Ric Scales x 18 Sense | Leave it all Behind - FreEP Review

With the first few notes, 18 Sense’ ethereal production draws you “Way Out Here” as Ric Scales’ vocals lull listeners along the same path, pulling them into the world created by Leave it all Behind. The FreEP displays, in equal measure, the versatility of CAliens’ 18 Sense as a producer, and the same of the FRESHstate’s Ric Scales as an emcee, a storyteller, and social commentator. Scales’ register sits in that voice-you-could-listen-to-all-day range, akin to that of Common or Mos Def – you just don’t get tired of listening to him. While his tone keeps him listenable for multiple spins in a row, it is Ric Scales’ cadences, intricate rhyme schemes, delivery, style and unique angle on common themes that is sure to keep you coming back for more.


The EP begins by bringing listeners to that place where they can Leave it all Behind, and the vibe remains chill for “one2FREE” which is a playful stream of consciousness track, like much of MF Doom’s music, where the focus seems to be on the feel of the song, more so than the plot. While “The Hold Out” carries on the mellow vibe, it introduces some of Scales’ storytelling, turns melancholy, and dives into some of the many frustrations encountered in relationships, especially how each sex approaches, well, sex.


With “Pass the Times”, Scales makes a decisive shift, letting listeners into his thought life, where he begins to share a touch of social commentary with lines like:


“we’re morbidly fascinated // watching Final Destination // in 3D // talkin’ bout what if that was me // while sucka emcees speak of killin’ casually // they make more cake than cats that rap about peace // got ‘em switchin’ up their steez // to make a little cheese // ‘cause life ain’t as lucrative as it used to be…”


Ric Scales also shows the vast chasm that separates us as individuals, and then he attempts to bridge the gap with the final line of the chorus:


“Some people focus on death, and others on survival //

some build with their friends, and some destroy with their rivals //

some see life as coincidence, and others as a trial //

but one day we all wake up and wonderin’ where the time goes…”


The album takes a notable turn sonically with the chopped up 80’s sample on “Keep Em Clean”. During the intro to the song, Scales pulls no punches as he shares his disdain for artists who rap over their vocals at live shows, and in the outro, for those who have dope album art, but sub par music – it’s a great braggadocio record in between those two shots at those he calls “lame”.


The fun and playful “Neighbors” feat. GordiBlocc, shows the funnier side of Scales as he applies that question to different contexts, while he plays with his inflection on the refrain – "fu** is you doin'?". This track has a very Common “The Questions” feat. Mos Def vibe to it. Sometimes we all need a good friend to ask us this question, why not have it be Ric Scales?
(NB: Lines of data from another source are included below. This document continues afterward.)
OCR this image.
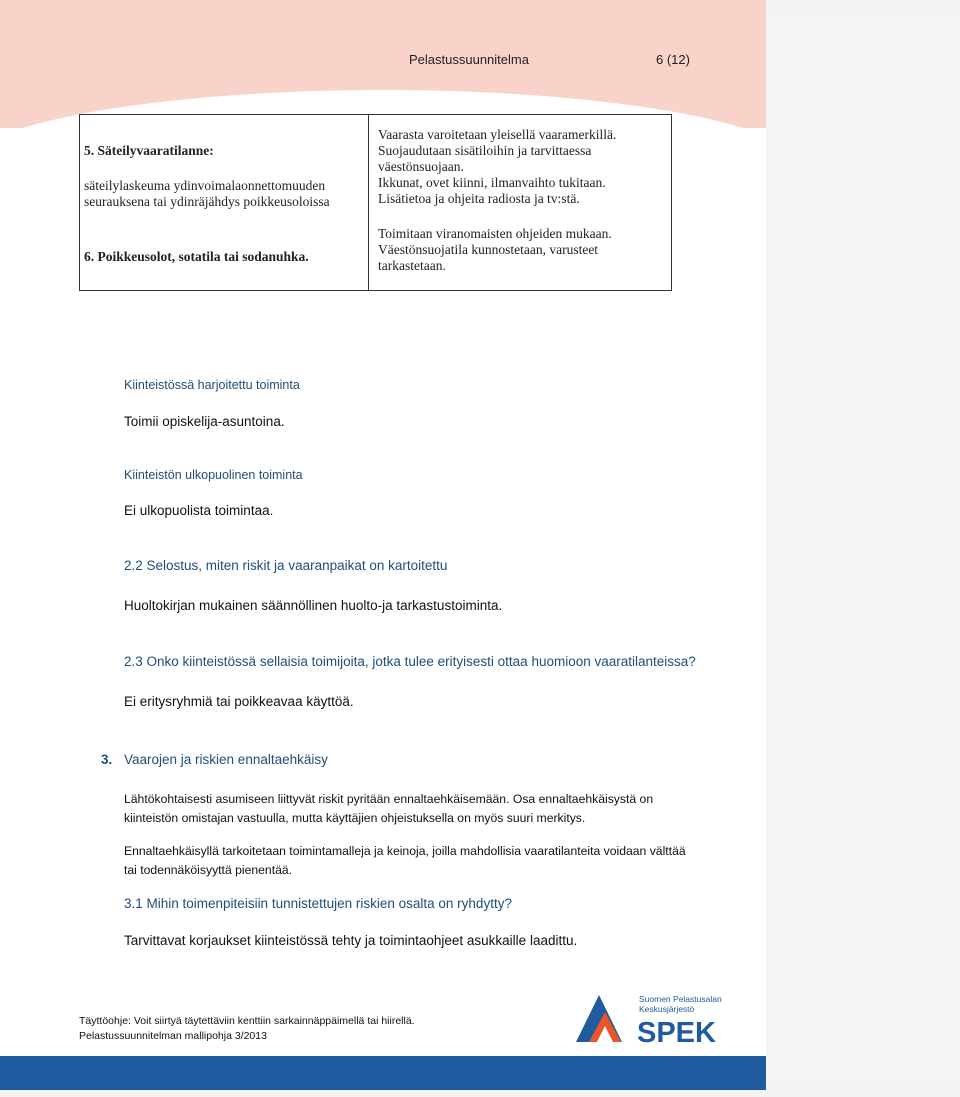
Pelastussuunnitelma	6 (12)
5. Säteilyvaaratilanne:
säteilylaskeuma ydinvoimalaonnettomuuden
seurauksena tai ydinräjähdys poikkeusoloissa
6. Poikkeusolot, sotatila tai sodanuhka.
Vaarasta varoitetaan yleisellä vaaramerkillä.
Suojaudutaan sisätiloihin ja tarvittaessa
väestönsuojaan.
Ikkunat, ovet kiinni, ilmanvaihto tukitaan.
Lisätietoa ja ohjeita radiosta ja tv:stä.
Toimitaan viranomaisten ohjeiden mukaan.
Väestönsuojatila kunnostetaan, varusteet
tarkastetaan.
Kiinteistössä harjoitettu toiminta
Toimii opiskelija-asuntoina.
Kiinteistön ulkopuolinen toiminta
Ei ulkopuolista toimintaa.
2.2 Selostus, miten riskit ja vaaranpaikat on kartoitettu
Huoltokirjan mukainen säännöllinen huolto-ja tarkastustoiminta.
2.3 Onko kiinteistössä sellaisia toimijoita, jotka tulee erityisesti ottaa huomioon vaaratilanteissa?
Ei eritysryhmiä tai poikkeavaa käyttöä.
3. Vaarojen ja riskien ennaltaehkäisy
Lähtökohtaisesti asumiseen liittyvät riskit pyritään ennaltaehkäisemään. Osa ennaltaehkäisystä on
kiinteistön omistajan vastuulla, mutta käyttäjien ohjeistuksella on myös suuri merkitys.
Ennaltaehkäisyllä tarkoitetaan toimintamalleja ja keinoja, joilla mahdollisia vaaratilanteita voidaan välttää
tai todennäköisyyttä pienentää.
3.1 Mihin toimenpiteisiin tunnistettujen riskien osalta on ryhdytty?
Tarvittavat korjaukset kiinteistössä tehty ja toimintaohjeet asukkaille laadittu.
Täyttöohje: Voit siirtyä täytettäviin kenttiin sarkainnäppäimellä tai hiirellä.
Pelastussuunnitelman mallipohja 3/2013
Suomen Pelastusalan
Keskusjärjestö
SPEK
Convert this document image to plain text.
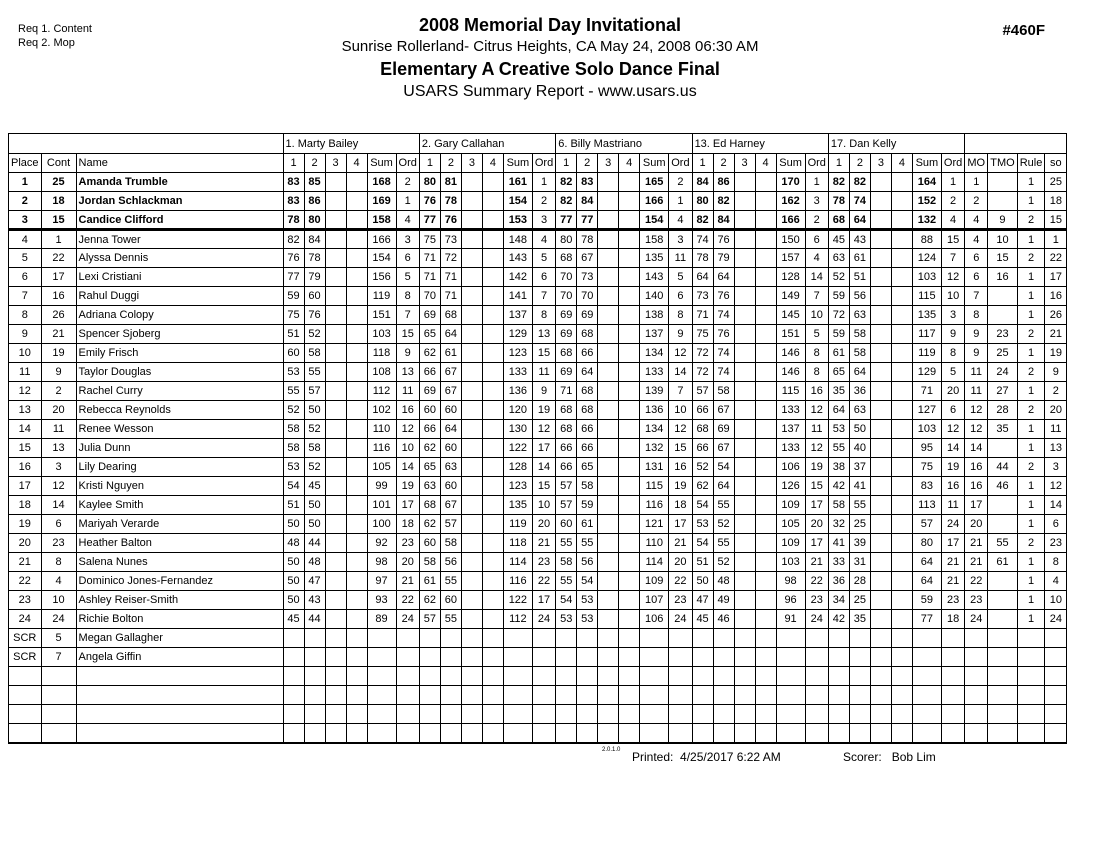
Req 1. Content
Req 2. Mop
2008 Memorial Day Invitational
Sunrise Rollerland- Citrus Heights, CA May 24, 2008 06:30 AM
Elementary A Creative Solo Dance Final
USARS Summary Report - www.usars.us
#460F
			1. Marty Bailey						2. Gary Callahan						6. Billy Mastriano						13. Ed Harney						17. Dan Kelly									
Place	Cont	Name	1	2	3	4	Sum	Ord	1	2	3	4	Sum	Ord	1	2	3	4	Sum	Ord	1	2	3	4	Sum	Ord	1	2	3	4	Sum	Ord	MO	TMO	Rule	so
1	25	Amanda Trumble	83	85			168	2	80	81			161	1	82	83			165	2	84	86			170	1	82	82			164	1	1		1	25
2	18	Jordan Schlackman	83	86			169	1	76	78			154	2	82	84			166	1	80	82			162	3	78	74			152	2	2		1	18
3	15	Candice Clifford	78	80			158	4	77	76			153	3	77	77			154	4	82	84			166	2	68	64			132	4	4	9	2	15
4	1	Jenna Tower	82	84			166	3	75	73			148	4	80	78			158	3	74	76			150	6	45	43			88	15	4	10	1	1
5	22	Alyssa Dennis	76	78			154	6	71	72			143	5	68	67			135	11	78	79			157	4	63	61			124	7	6	15	2	22
6	17	Lexi Cristiani	77	79			156	5	71	71			142	6	70	73			143	5	64	64			128	14	52	51			103	12	6	16	1	17
7	16	Rahul Duggi	59	60			119	8	70	71			141	7	70	70			140	6	73	76			149	7	59	56			115	10	7		1	16
8	26	Adriana Colopy	75	76			151	7	69	68			137	8	69	69			138	8	71	74			145	10	72	63			135	3	8		1	26
9	21	Spencer Sjoberg	51	52			103	15	65	64			129	13	69	68			137	9	75	76			151	5	59	58			117	9	9	23	2	21
10	19	Emily Frisch	60	58			118	9	62	61			123	15	68	66			134	12	72	74			146	8	61	58			119	8	9	25	1	19
11	9	Taylor Douglas	53	55			108	13	66	67			133	11	69	64			133	14	72	74			146	8	65	64			129	5	11	24	2	9
12	2	Rachel Curry	55	57			112	11	69	67			136	9	71	68			139	7	57	58			115	16	35	36			71	20	11	27	1	2
13	20	Rebecca Reynolds	52	50			102	16	60	60			120	19	68	68			136	10	66	67			133	12	64	63			127	6	12	28	2	20
14	11	Renee Wesson	58	52			110	12	66	64			130	12	68	66			134	12	68	69			137	11	53	50			103	12	12	35	1	11
15	13	Julia Dunn	58	58			116	10	62	60			122	17	66	66			132	15	66	67			133	12	55	40			95	14	14		1	13
16	3	Lily Dearing	53	52			105	14	65	63			128	14	66	65			131	16	52	54			106	19	38	37			75	19	16	44	2	3
17	12	Kristi Nguyen	54	45			99	19	63	60			123	15	57	58			115	19	62	64			126	15	42	41			83	16	16	46	1	12
18	14	Kaylee Smith	51	50			101	17	68	67			135	10	57	59			116	18	54	55			109	17	58	55			113	11	17		1	14
19	6	Mariyah Verarde	50	50			100	18	62	57			119	20	60	61			121	17	53	52			105	20	32	25			57	24	20		1	6
20	23	Heather Balton	48	44			92	23	60	58			118	21	55	55			110	21	54	55			109	17	41	39			80	17	21	55	2	23
21	8	Salena Nunes	50	48			98	20	58	56			114	23	58	56			114	20	51	52			103	21	33	31			64	21	21	61	1	8
22	4	Dominico Jones-Fernandez	50	47			97	21	61	55			116	22	55	54			109	22	50	48			98	22	36	28			64	21	22		1	4
23	10	Ashley Reiser-Smith	50	43			93	22	62	60			122	17	54	53			107	23	47	49			96	23	34	25			59	23	23		1	10
24	24	Richie Bolton	45	44			89	24	57	55			112	24	53	53			106	24	45	46			91	24	42	35			77	18	24		1	24
SCR	5	Megan Gallagher																																		
SCR	7	Angela Giffin																																		

2.0.1.0 Printed: 4/25/2017 6:22 AM	Scorer: Bob Lim
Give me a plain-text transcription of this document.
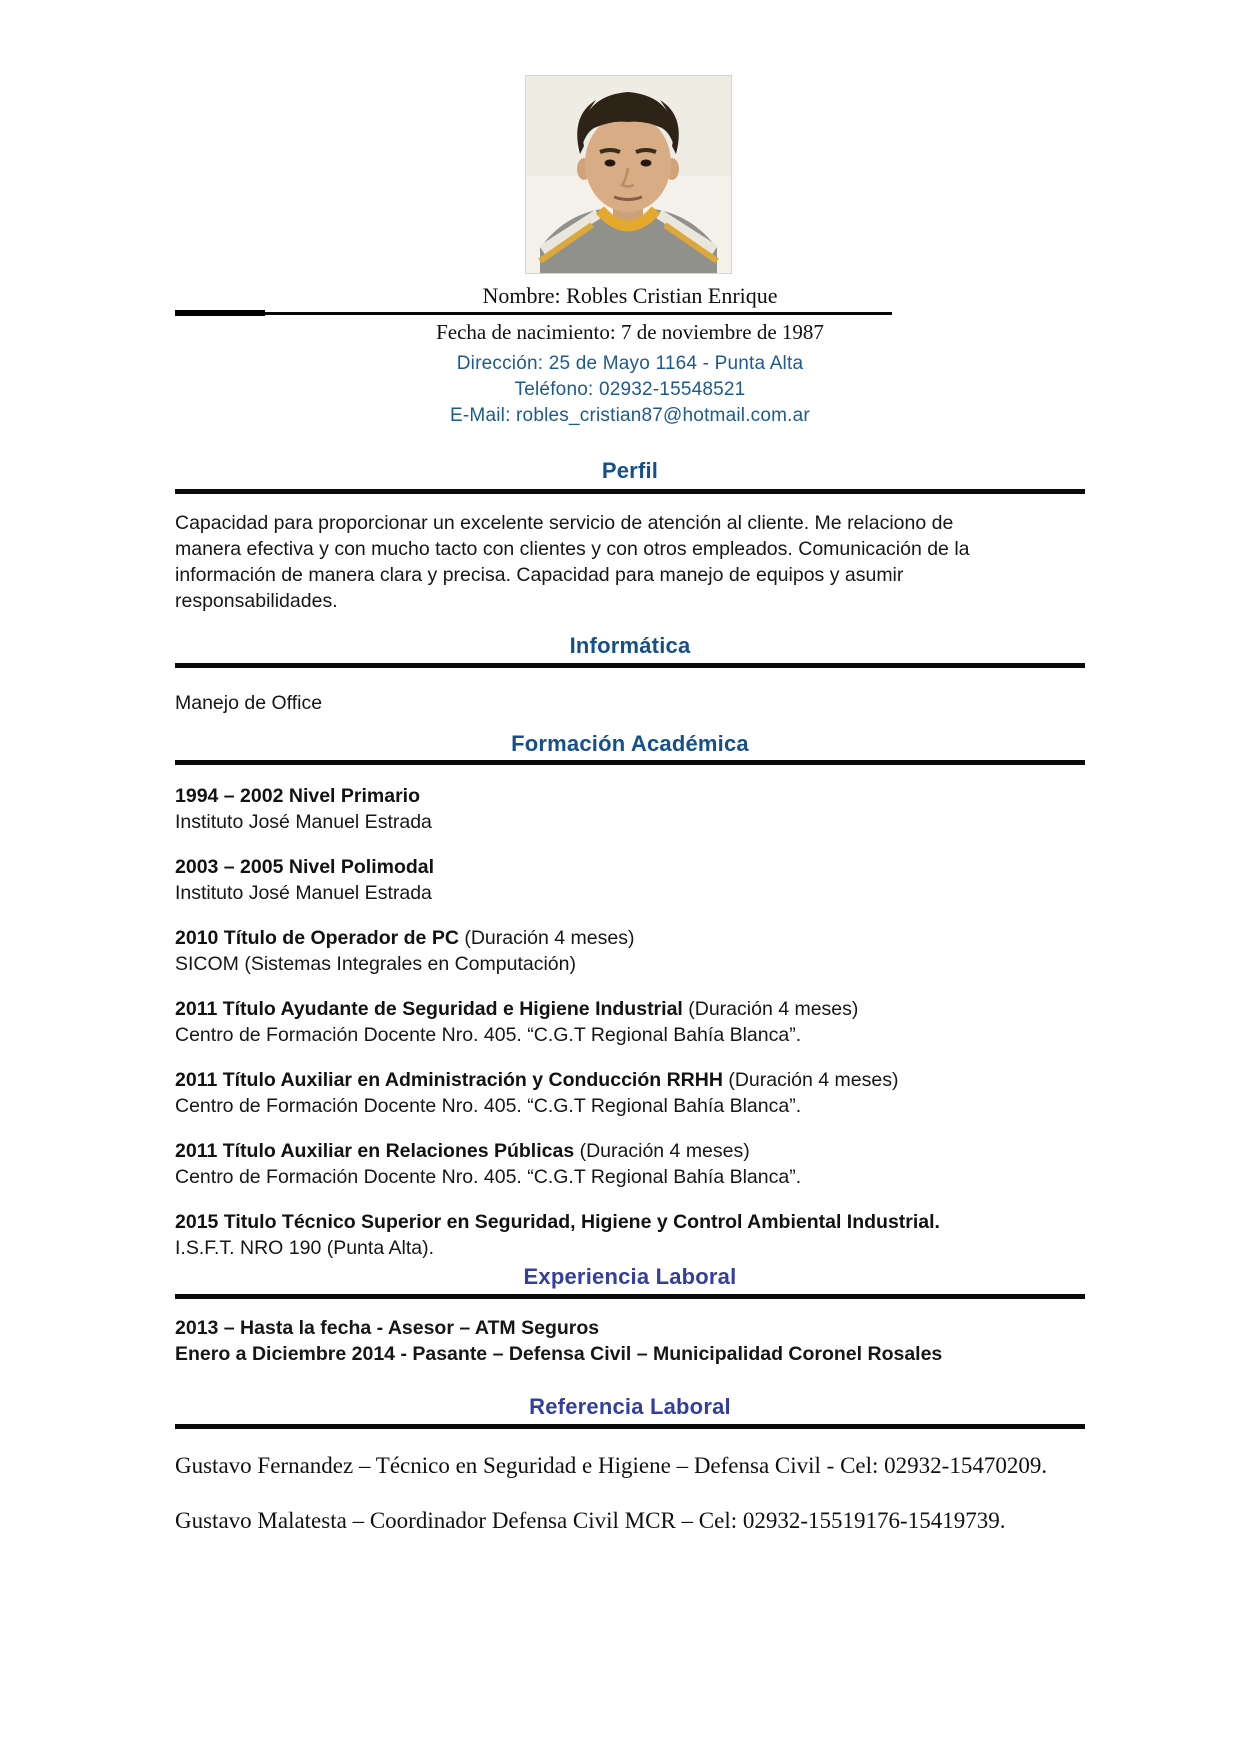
Nombre: Robles Cristian Enrique

Fecha de nacimiento: 7 de noviembre de 1987

Dirección: 25 de Mayo 1164 - Punta Alta

Teléfono: 02932-15548521

E-Mail: robles_cristian87@hotmail.com.ar

Perfil

Capacidad para proporcionar un excelente servicio de atención al cliente. Me relaciono de manera efectiva y con mucho tacto con clientes y con otros empleados. Comunicación de la información de manera clara y precisa. Capacidad para manejo de equipos y asumir responsabilidades.

Informática

Manejo de Office

Formación Académica

1994 – 2002 Nivel Primario

Instituto José Manuel Estrada

2003 – 2005 Nivel Polimodal

Instituto José Manuel Estrada

2010 Título de Operador de PC (Duración 4 meses)

SICOM (Sistemas Integrales en Computación)

2011 Título Ayudante de Seguridad e Higiene Industrial (Duración 4 meses)

Centro de Formación Docente Nro. 405. “C.G.T Regional Bahía Blanca”.

2011 Título Auxiliar en Administración y Conducción RRHH (Duración 4 meses)

Centro de Formación Docente Nro. 405. “C.G.T Regional Bahía Blanca”.

2011 Título Auxiliar en Relaciones Públicas (Duración 4 meses)

Centro de Formación Docente Nro. 405. “C.G.T Regional Bahía Blanca”.

2015 Titulo Técnico Superior en Seguridad, Higiene y Control Ambiental Industrial.

I.S.F.T. NRO 190 (Punta Alta).

Experiencia Laboral

2013 – Hasta la fecha - Asesor – ATM Seguros

Enero a Diciembre 2014 - Pasante – Defensa Civil – Municipalidad Coronel Rosales

Referencia Laboral

Gustavo Fernandez – Técnico en Seguridad e Higiene – Defensa Civil - Cel: 02932-15470209.

Gustavo Malatesta – Coordinador Defensa Civil MCR – Cel: 02932-15519176-15419739.
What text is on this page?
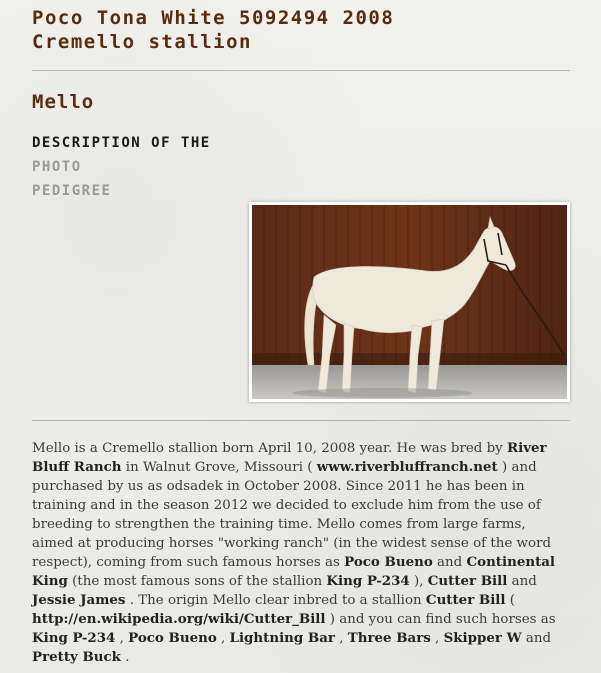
Poco Tona White 5092494 2008
Cremello stallion
Mello
DESCRIPTION OF THE
PHOTO
PEDIGREE

Mello is a Cremello stallion born April 10, 2008 year. He was bred by River Bluff Ranch in Walnut Grove, Missouri ( www.riverbluffranch.net ) and purchased by us as odsadek in October 2008. Since 2011 he has been in training and in the season 2012 we decided to exclude him from the use of breeding to strengthen the training time. Mello comes from large farms, aimed at producing horses "working ranch" (in the widest sense of the word respect), coming from such famous horses as Poco Bueno and Continental King (the most famous sons of the stallion King P-234 ), Cutter Bill and Jessie James . The origin Mello clear inbred to a stallion Cutter Bill ( http://en.wikipedia.org/wiki/Cutter_Bill ) and you can find such horses as King P-234 , Poco Bueno , Lightning Bar , Three Bars , Skipper W and Pretty Buck .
My personal favorite is “Peace n Me”, featuring Skinny Veny whose heartfelt hook will have you believing that these two emcees are sincerely not concerned with “your” opinion, whoever that “you” might be. Beginning with this song, the end of the EP ("Peace n Me", "Take you Up", and "Leave it all Behind" feat. DreTrav) has the strongest gravitational pull, which is probably by design as I imagine that 18 Sense and Ric Scales are simply whetting our appetites, only to drop a full-length LP in the not so distant future. Whether my speculation is accurate or not, it is well worth Leav[ing] it all Behind for twenty eight minutes to orbit 18 Sense and Ric Scales’ world.

Listen. Enjoy. Support (quality) local art.